Definition (Summation over finite sets) Let $X$ be a finite set with $n$ elements let $f:X \rightarrow\mathbb R$ be a function. We define $\sum_{x \in X} f(x)$ as follows. Select any bijection $g$ from {${i \in N : 1 \leq i \leq n}$} to $X$ we then define:
$\sum_{x \in X} f(x)$ $:=$ $\sum_{i=1}^{n} f(g(i))$
I've been stuck on this problem, its really been bugging me here it is:
Let $n\leq m$ and let $X$ be the set $X$ $:=$ {${i \in Z : n \leq i \leq m}$} if $a_i$ is a real number assigned to each integer $x$ $\in$ $X$, then we have
$\sum_{i=n}^{m} a_i$ = $\sum_{i \in X} a_i$
I've tried induction but keep getting strange results, I've tried finding some bijection for example:
let $h(i)$ $=$ $n$ + (i $-$ 1) if $n \leq i <k$ or $h(i) = m$ if $i=k$
where $h$ is a bijection from {$i \in N : 1 \leq\ i \leq k$} to $X$
any help or even solution for that matter would be greatly appreciated. Any thoughts?

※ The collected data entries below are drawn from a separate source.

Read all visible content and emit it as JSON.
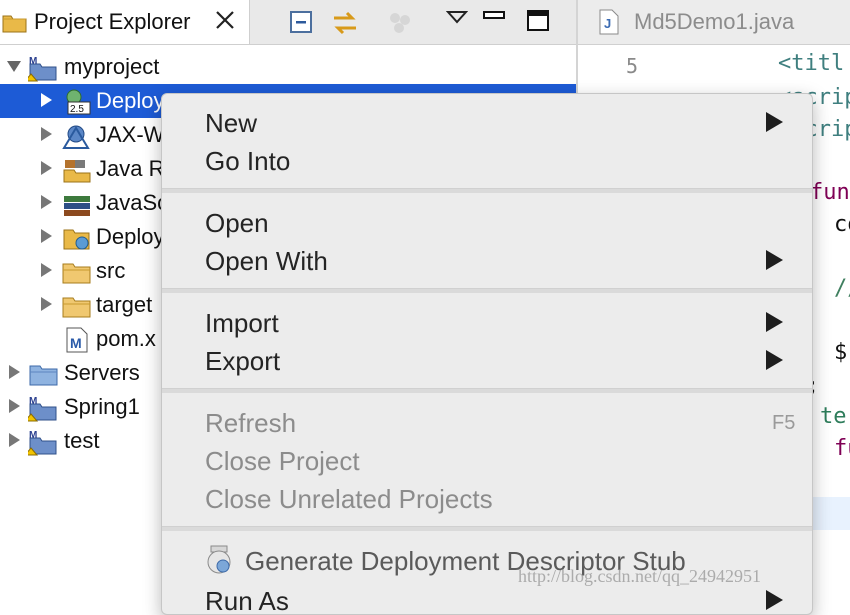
{
  "explorer": {
    "title": "Project Explorer",
    "toolbar": [
      "collapse-all-icon",
      "link-with-editor-icon",
      "focus-icon",
      "view-menu-icon",
      "minimize-icon",
      "maximize-icon"
    ],
    "tree": [
      {
        "label": "myproject",
        "icon": "maven-project-icon",
        "expanded": true
      },
      {
        "label": "Deployment Descriptor: myproject",
        "visible_label": "Deploy",
        "icon": "deployment-descriptor-icon",
        "selected": true
      },
      {
        "label": "JAX-W",
        "icon": "jax-ws-icon"
      },
      {
        "label": "Java R",
        "icon": "java-resources-icon"
      },
      {
        "label": "JavaSc",
        "icon": "javascript-resources-icon"
      },
      {
        "label": "Deploy",
        "icon": "deployed-resources-icon"
      },
      {
        "label": "src",
        "icon": "folder-icon"
      },
      {
        "label": "target",
        "icon": "folder-icon"
      },
      {
        "label": "pom.x",
        "icon": "maven-pom-icon"
      },
      {
        "label": "Servers",
        "icon": "folder-icon"
      },
      {
        "label": "Spring1",
        "icon": "maven-project-icon"
      },
      {
        "label": "test",
        "icon": "maven-project-icon"
      }
    ]
  },
  "editor": {
    "tab_label": "Md5Demo1.java",
    "line_number": "5",
    "code_fragments": [
      "<titl",
      "<scrip",
      "<scrip",
      "func",
      "co",
      "//",
      "$",
      ";",
      "te",
      "fu"
    ]
  },
  "context_menu": {
    "items": [
      {
        "label": "New",
        "submenu": true
      },
      {
        "label": "Go Into"
      },
      {
        "label": "Open"
      },
      {
        "label": "Open With",
        "submenu": true
      },
      {
        "label": "Import",
        "submenu": true
      },
      {
        "label": "Export",
        "submenu": true
      },
      {
        "label": "Refresh",
        "disabled": true,
        "shortcut": "F5"
      },
      {
        "label": "Close Project",
        "disabled": true
      },
      {
        "label": "Close Unrelated Projects",
        "disabled": true
      },
      {
        "label": "Generate Deployment Descriptor Stub",
        "icon": "generate-stub-icon"
      },
      {
        "label": "Run As",
        "submenu": true
      }
    ]
  },
  "watermark": "http://blog.csdn.net/qq_24942951",
  "colors": {
    "selection": "#1d5bd6",
    "menu_bg": "#ececec",
    "code_purple": "#7f0055",
    "code_green": "#2e7d5b"
  }
}
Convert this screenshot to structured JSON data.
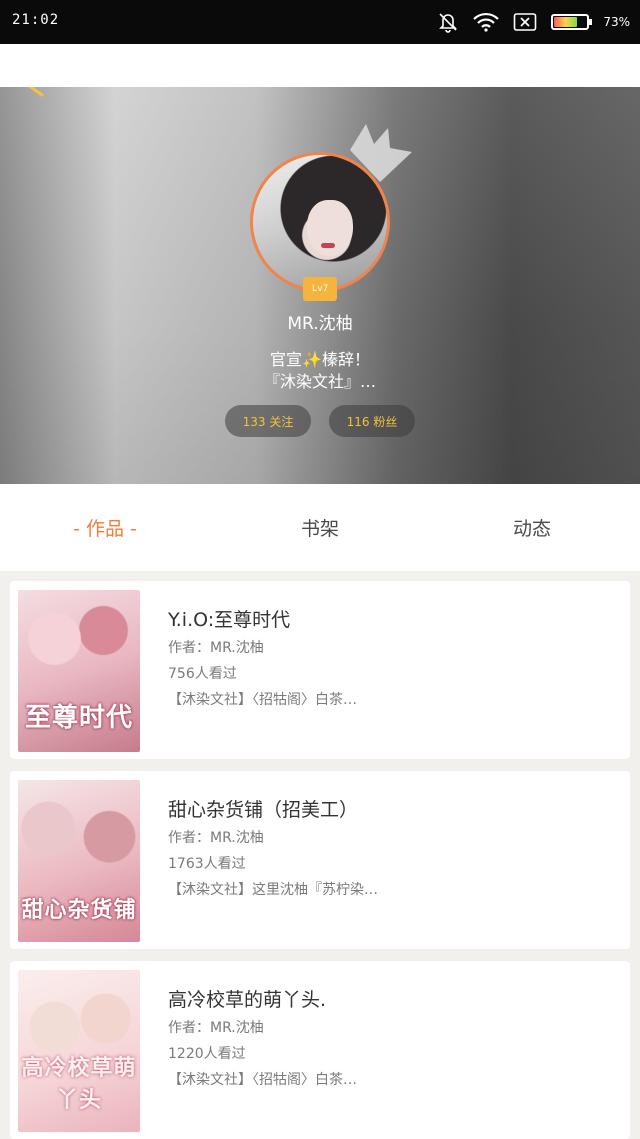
{
  "status_bar": {
    "time": "21:02",
    "battery_text": "73%",
    "battery_level": 0.73,
    "icons": [
      "mute-bell-icon",
      "wifi-icon",
      "sim-off-icon",
      "battery-icon"
    ]
  },
  "profile": {
    "username": "MR.沈柚",
    "level": "Lv7",
    "bio_line1_a": "官宣",
    "bio_line1_sparkle": "✨",
    "bio_line1_b": "榛辞！",
    "bio_line2": "『沐染文社』…",
    "following": "133 关注",
    "fans": "116 粉丝",
    "accent": "#f0844a"
  },
  "tabs": [
    {
      "label": "- 作品 -",
      "active": true
    },
    {
      "label": "书架",
      "active": false
    },
    {
      "label": "动态",
      "active": false
    }
  ],
  "books": [
    {
      "title": "Y.i.O:至尊时代",
      "author": "作者：MR.沈柚",
      "views": "756人看过",
      "desc": "【沐染文社】〈招牯阁〉白茶…",
      "cover_text": "至尊时代"
    },
    {
      "title": "甜心杂货铺（招美工）",
      "author": "作者：MR.沈柚",
      "views": "1763人看过",
      "desc": "【沐染文社】这里沈柚『苏柠染…",
      "cover_text": "甜心杂货铺"
    },
    {
      "title": "高冷校草的萌丫头.",
      "author": "作者：MR.沈柚",
      "views": "1220人看过",
      "desc": "【沐染文社】〈招牯阁〉白茶…",
      "cover_text": "高冷校草萌丫头"
    }
  ]
}
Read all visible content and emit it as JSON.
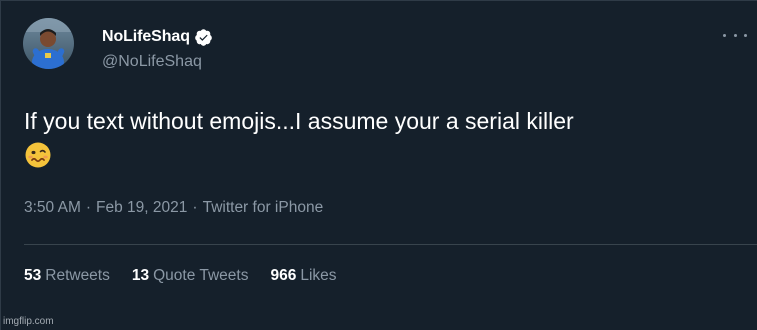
{
  "author": {
    "display_name": "NoLifeShaq",
    "handle": "@NoLifeShaq",
    "verified": true,
    "avatar_icon": "avatar-photo"
  },
  "tweet": {
    "text": "If you text without emojis...I assume your a serial killer",
    "emoji": "woozy-face-emoji"
  },
  "meta": {
    "time": "3:50 AM",
    "separator": "·",
    "date": "Feb 19, 2021",
    "separator2": "·",
    "source": "Twitter for iPhone"
  },
  "stats": {
    "retweets_count": "53",
    "retweets_label": "Retweets",
    "quotes_count": "13",
    "quotes_label": "Quote Tweets",
    "likes_count": "966",
    "likes_label": "Likes"
  },
  "watermark": "imgflip.com",
  "colors": {
    "background": "#15202b",
    "text_primary": "#ffffff",
    "text_secondary": "#8b98a5",
    "divider": "#38444d"
  }
}
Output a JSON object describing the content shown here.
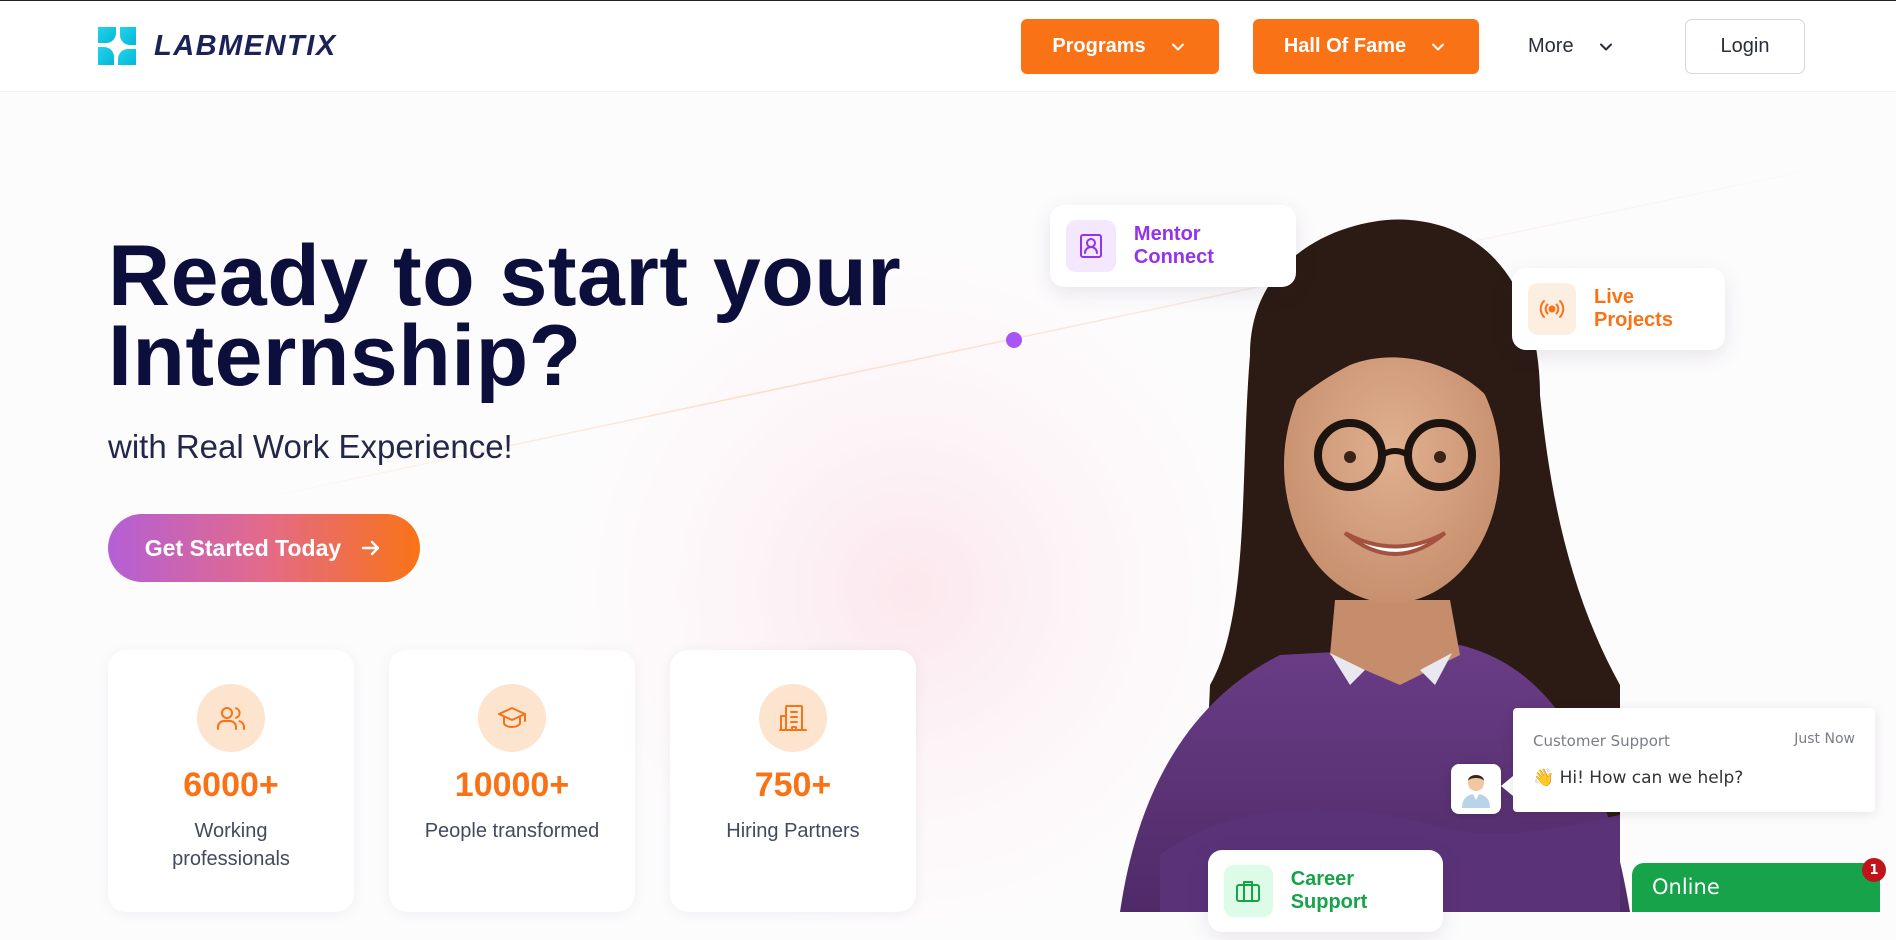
{
  "header": {
    "brand": "LABMENTIX",
    "nav": {
      "programs": "Programs",
      "hall_of_fame": "Hall Of Fame",
      "more": "More",
      "login": "Login"
    }
  },
  "hero": {
    "title": "Ready to start your Internship?",
    "subtitle": "with Real Work Experience!",
    "cta": "Get Started Today"
  },
  "stats": [
    {
      "value": "6000+",
      "label": "Working professionals",
      "icon": "users-icon"
    },
    {
      "value": "10000+",
      "label": "People transformed",
      "icon": "graduation-cap-icon"
    },
    {
      "value": "750+",
      "label": "Hiring Partners",
      "icon": "building-icon"
    }
  ],
  "features": {
    "mentor": "Mentor Connect",
    "live": "Live Projects",
    "career": "Career Support"
  },
  "chat": {
    "title": "Customer Support",
    "time": "Just Now",
    "message": "👋 Hi! How can we help?",
    "online": "Online",
    "badge": "1"
  },
  "colors": {
    "accent": "#f97316",
    "purple": "#a855f7",
    "navy": "#0c0f3c",
    "green": "#16a34a"
  }
}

The best way to think about this exercise for me was to realize the following: A finite sequence is a function $a: \{i \in \mathbb{Z} \mid m \leq i \leq n \} \to \mathbb{R}$. The domain of the sequence is a finite set. Thus, it should be possible to perform the sum $\sum_{i \in X} a_i$. Furthermore, this should just be a finite sequence as we have defined it at the beginning of the section; i.e., as a sum of finite sequence elemnts $\sum_{i=m}^n a_i$.
Proof: First note that $X$ is a finite set with $n - m +1$ elements. Thus, there exists a bijection $g: \{j \in \mathbb{N} \mid 1 \leq j \leq n-m+1\} \to X$. Consider now the specific bijection defined by $g(j) = j+m -1$. Note that $g$ is injective. Indeed, $g(j_1) = g(j_2)$ implies $j_2 + m -1 = j_1 + m -1$ and $j_2 = j_1$. Note that $g$ is surjective. Indeed, for every $i \in X$ one can choose $j = i - m +1$. Then, $g(i-m+1) = i$. Thus, $g$ is a bijection. Therefore, \begin{align*} \sum_{i \in X}a_i &= \sum_{i = 1}^{n-m+1}a_{g(i)} &\text{By summation over finite sets}\\ &= \sum_{i=m}^{n}a_{g(i-m+1)} &\text{by properties of finite series}\\ &= \sum_{i = m}^n a_i &\text{by construction of $g$}. \end{align*}